6) The USM Food Studies Program and the Campus Food Pantry are collecting new reusable food containers for Maine Recycles Week Food. Help reduce food waste by donating new food containers, either glass or plastic with lids, beginning Today and lasting until Friday, Nov. 19th. Drop off your containers to either the Glickman Library, the Department of Economics and Sociology Office, located on the 3rd floor of Payson Smith Hall in Portland, or at one of the Campus Food Pantries, located at 102 Bedford Street in Portland and the UCU Den in Gorham.
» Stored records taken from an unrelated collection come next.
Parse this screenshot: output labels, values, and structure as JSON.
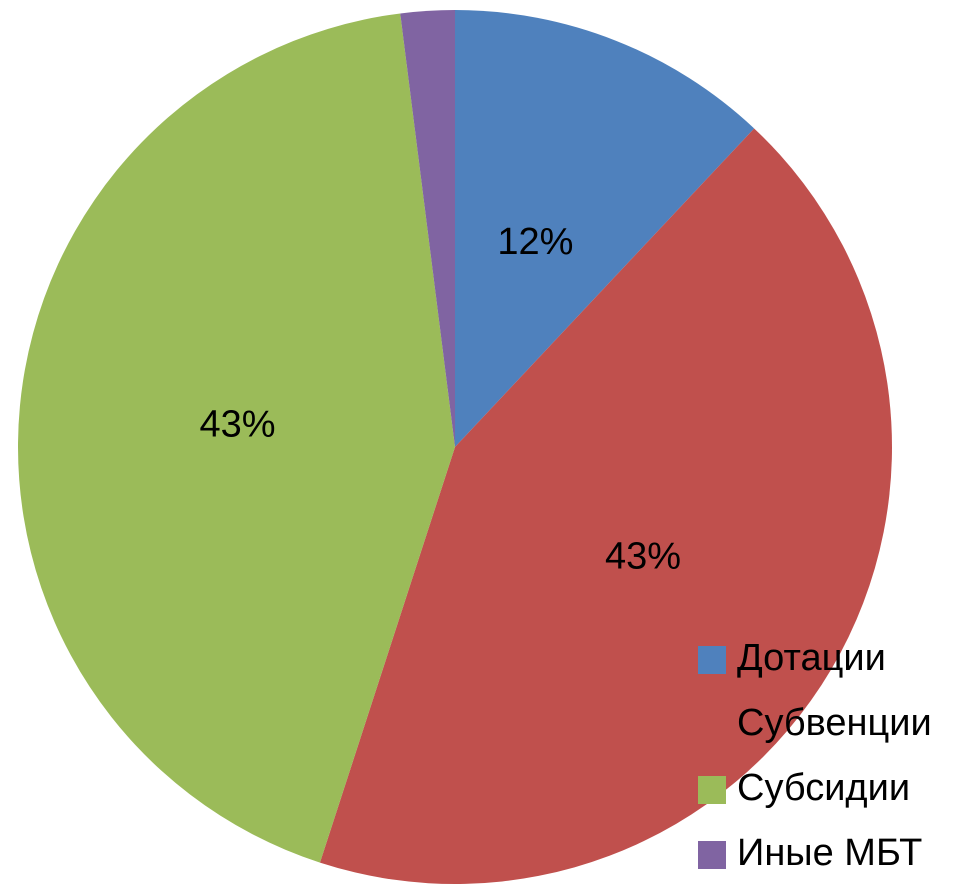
{
  "chart_data": {
    "type": "pie",
    "categories": [
      "Дотации",
      "Субвенции",
      "Субсидии",
      "Иные МБТ"
    ],
    "values": [
      12,
      43,
      43,
      2
    ],
    "value_labels": [
      "12%",
      "43%",
      "43%",
      null
    ],
    "colors": [
      "#4f81bd",
      "#c0504d",
      "#9bbb59",
      "#8064a2"
    ],
    "legend": "bottom-right"
  }
}
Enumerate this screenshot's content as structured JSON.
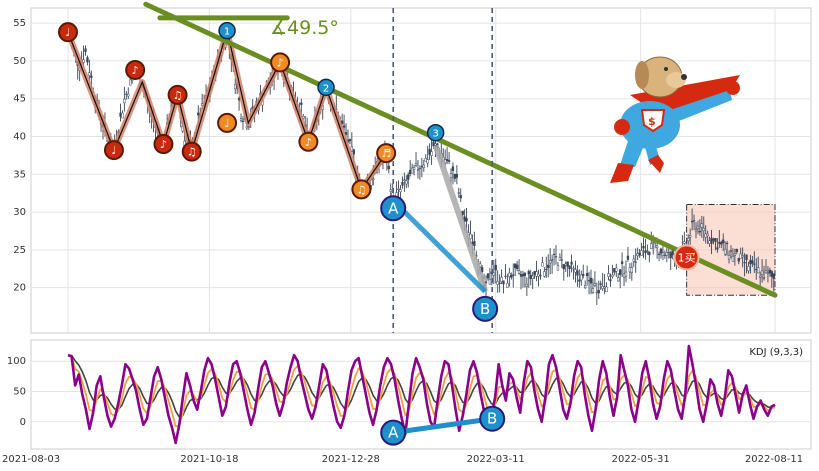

7) Thanks go to the Veterans Resource Center and the Career and Employment Hub for gathering a panel of local employers who met last week with our student veterans. The employers talked about how they seek out veterans, that intangibles such as a strong work ethic and skills at working within a team are highly valuable. Read more about the panel in a USM News Story.
8) Congratulations go to two members of the Department of Literacy, Language, and Culture faculty. Kathleen McGovern has been invited to give a lecture on November 18th at UMass Boston for their Applied Linguistics Lecture series, titled: "This is a country of immigrants!": Drama, Identity, and Second Language Pedagogy. Nicole Siffrinn will be giving a lecture series on Nov. 16-17 for the 80th Anniversary of Beijing Foreign Studies University. The lecture series is titled "Conceptualizations of Language Within and Across Research Paradigms.” You both make USM proud.
On a personal note, over the Veterans Day break, I had the opportunity to hike both the Quechee Gorge Trail in Quechee, Vermont and the Marsh-Billings-Rockefeller National Historical Park in Woodstock, Vermont. The merciless rains of the Green Mountains strained my outdoor gear to near-maximum capacity, eventually "wetting me out" after a few hours in the relentless downpour. The growing discomfort diminished little of the awe of the Zeus-like power of the rapids screeching through the deep ravine or the majesty of standing on South Peak overlooking the Woodstock Valley. I think my provincial but romantic belief that Maine hiking remains unmatched, experienced delicate dissolution.
May your week be full of learning, connections and some great adventures.